(Texto lido por Gilberto Gil na cerimônia de entrega da Grã-Cruz da Ciência e da Cultura da Áustria para Jorge Mautner, em novembro de 2003, no Consulado da Áustria no Rio de Janeiro.)
Se a ciência e a arte, se fosse possível que elas pudessem representar a complexidade no sentido amplo da vida, a presença do ser humano nela, seria, ainda assim, ainda que essa capacidade da ciência e da arte fosse possível, nessa abrangência inteira, ainda assim seria difícil que elas pudessem, a ciência e a arte, representar a complexidade que se reúne nesse homem.
Eu diria que, se possível fosse que essa ciência e essa arte pudessem estabelecer uma identificação de código genético confiável, ainda assim, num exame qualquer que pudéssemos submeter a ela, fazer do código genético desse homem, o resultado que viesse ainda não seria confiável. Se fosse possível que esse exame do código genético, possível de ser realizado pela ciência e pela arte, viesse a nos trazer um resultado qualquer, ainda assim seria difícil poder confiavelmente admitir que esse resultado representaria o perfil, ou a fotografia, ou o retrato, ou o registro de um ser deste planeta.
E por aí vai, e por aí iria qualquer das considerações que pudéssemos vir a fazer sobre esse ser, com esse nome provisório, sempre provisório, eternamente provisório, de Jorge Mautner.

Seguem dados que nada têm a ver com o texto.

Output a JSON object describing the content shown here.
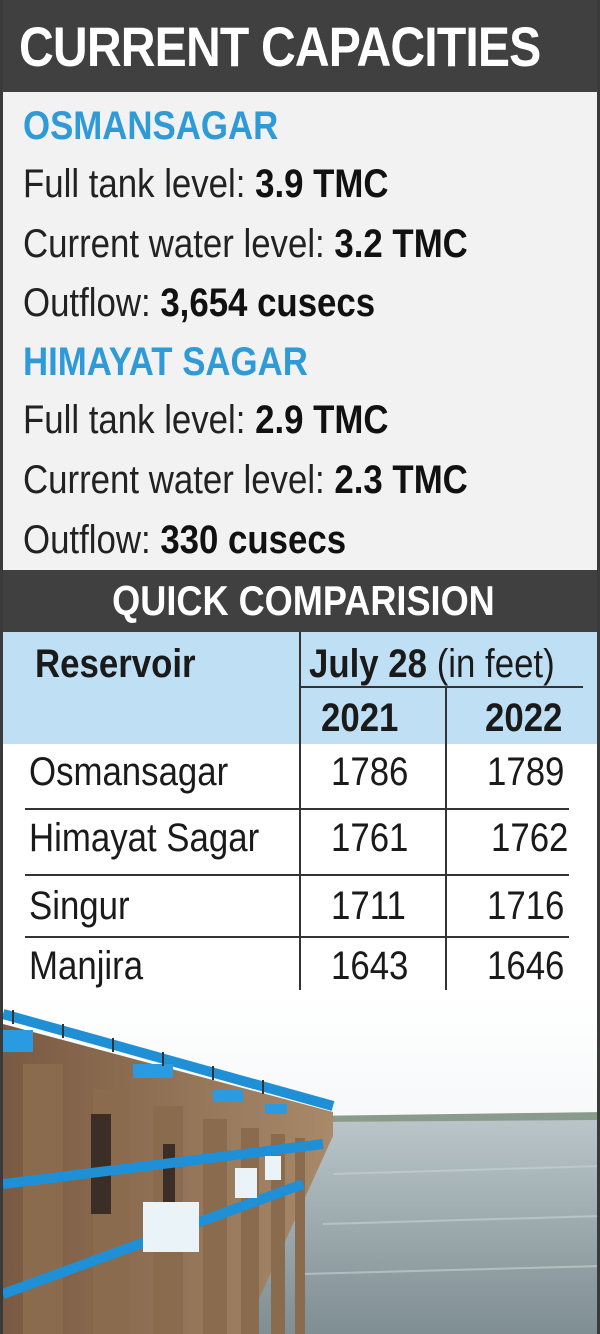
{
  "header": {
    "title": "CURRENT CAPACITIES"
  },
  "reservoirs": [
    {
      "name": "OSMANSAGAR",
      "full_tank_label": "Full tank level:",
      "full_tank_value": "3.9 TMC",
      "current_label": "Current water level:",
      "current_value": "3.2 TMC",
      "outflow_label": "Outflow:",
      "outflow_value": "3,654 cusecs"
    },
    {
      "name": "HIMAYAT SAGAR",
      "full_tank_label": "Full tank level:",
      "full_tank_value": "2.9 TMC",
      "current_label": "Current water level:",
      "current_value": "2.3 TMC",
      "outflow_label": "Outflow:",
      "outflow_value": "330 cusecs"
    }
  ],
  "comparison": {
    "title": "QUICK COMPARISION",
    "col_reservoir": "Reservoir",
    "col_date": "July 28",
    "col_unit": "(in feet)",
    "years": [
      "2021",
      "2022"
    ],
    "rows": [
      {
        "name": "Osmansagar",
        "y2021": "1786",
        "y2022": "1789"
      },
      {
        "name": "Himayat Sagar",
        "y2021": "1761",
        "y2022": "1762"
      },
      {
        "name": "Singur",
        "y2021": "1711",
        "y2022": "1716"
      },
      {
        "name": "Manjira",
        "y2021": "1643",
        "y2022": "1646"
      }
    ]
  },
  "colors": {
    "header_bg": "#404040",
    "reservoir_name": "#2f9ad8",
    "table_header_bg": "#bfe0f4",
    "section_bg": "#f2f2f2"
  }
}
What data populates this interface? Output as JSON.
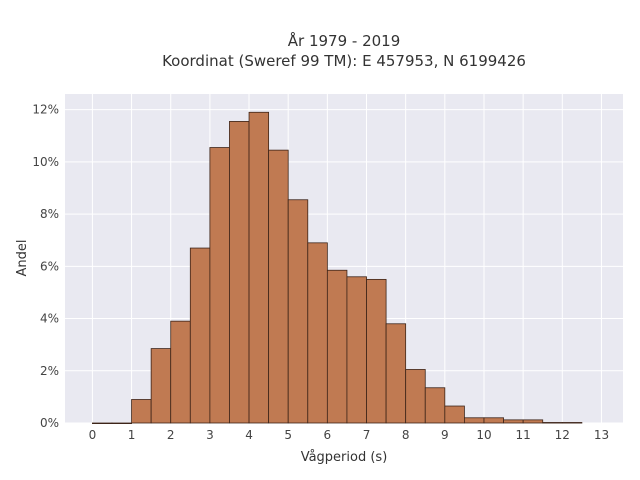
{
  "chart_data": {
    "type": "bar",
    "title_line1": "År 1979 - 2019",
    "title_line2": "Koordinat (Sweref 99 TM): E 457953, N 6199426",
    "xlabel": "Vågperiod (s)",
    "ylabel": "Andel",
    "bin_width": 0.5,
    "x": [
      0,
      0.5,
      1,
      1.5,
      2,
      2.5,
      3,
      3.5,
      4,
      4.5,
      5,
      5.5,
      6,
      6.5,
      7,
      7.5,
      8,
      8.5,
      9,
      9.5,
      10,
      10.5,
      11,
      11.5,
      12
    ],
    "values": [
      0.0,
      0.0,
      0.9,
      2.85,
      3.9,
      6.7,
      10.55,
      11.55,
      11.9,
      10.45,
      8.55,
      6.9,
      5.85,
      5.6,
      5.5,
      3.8,
      2.05,
      1.35,
      0.65,
      0.2,
      0.2,
      0.12,
      0.12,
      0.02,
      0.02
    ],
    "xlim": [
      -0.7,
      13.55
    ],
    "ylim": [
      0,
      12.6
    ],
    "xticks": [
      0,
      1,
      2,
      3,
      4,
      5,
      6,
      7,
      8,
      9,
      10,
      11,
      12,
      13
    ],
    "xtick_labels": [
      "0",
      "1",
      "2",
      "3",
      "4",
      "5",
      "6",
      "7",
      "8",
      "9",
      "10",
      "11",
      "12",
      "13"
    ],
    "yticks": [
      0,
      2,
      4,
      6,
      8,
      10,
      12
    ],
    "ytick_labels": [
      "0%",
      "2%",
      "4%",
      "6%",
      "8%",
      "10%",
      "12%"
    ],
    "grid": true,
    "colors": {
      "bar_fill": "#c07a52",
      "bar_stroke": "#3d2418",
      "plot_bg": "#e9e9f1",
      "grid": "#ffffff"
    }
  }
}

Eu diria apenas, para trazer essas especulações que agora faço para um nível mais acessível, atingível, controlável por nossos sentidos, por nossas capacidades variáveis de apreensão, eu diria que esta plêiade humana aqui presente – e não preciso me referir a ela, quem estivesse na minha posição agora teria condições de perceber o que quero dizer –, esta plêiade humana aqui presente, as várias raças, as várias culturas, as várias idades, as várias condições humanas, as várias origens, talvez só este conjunto pudesse, se quiséssemos reduzir, adotar esse reducionismo já absolutamente incompatível com a figura transumana e transuniversal de Jorge Mautner, só talvez este conjunto aqui pudesse, naquela referência que fiz no início, do código genético... só talvez se as artes e as ciências avançadas de um mundo imaginário... talvez só aí fosse possível fazer o código genético, estruturar em uma estrutura única, uma condensação, uma compilação dos códigos genéticos de todos vocês, de todos nós, talvez só aí – e admitindo um reducionismo, um reles reducionismo, um reducionismo de segunda ou terceira ordem –, só aí talvez fosse possível ter, num resultado que apresentasse essas ciências e artes desse código genético, só aí talvez esse código genético desta sala pudesse representar o código genético que Jorge Mautner apresenta...
E por aí vai, e por aí iria. Tenho a impressão de que já me fiz compreender. Ainda que, em se tratando dele, dessa figura, qualquer veleidade de explicar o que quer que seja já seja um absurdo.
Então eu não queria me estender mais. A noite é dele. É do buraco negro, da estrela mais forte, do oceano mais profundo, da flor mais bela, e todas as metáforas que reunidas no universo íntegro e completo da poesia não poderiam representar.
Quando ele me noticiou e disse que gostaria que eu estivesse presente nesta homenagem que lhe seria prestada, pediu-me que falasse algumas coisas. E disse assim: “Você tem que falar.” E eu disse: “Falarei.” E, como vocês puderam ouvir, falei do não-falar. Pois essa é a dimensão em que poderíamos incluí-lo: admitir que ele estivesse posto nessa dimensão, nessa dimensão dos contrários, de todos os contrários absolutos, reunidos em todas as direções. Essa seria a única maneira de falar sobre Jorge Mautner. E eu deixei exatamente para o final essas duas palavras, para que elas condensem todo o não poder falar dos nossos falares sobre ele, aqui nesta noite: Jorge Mautner!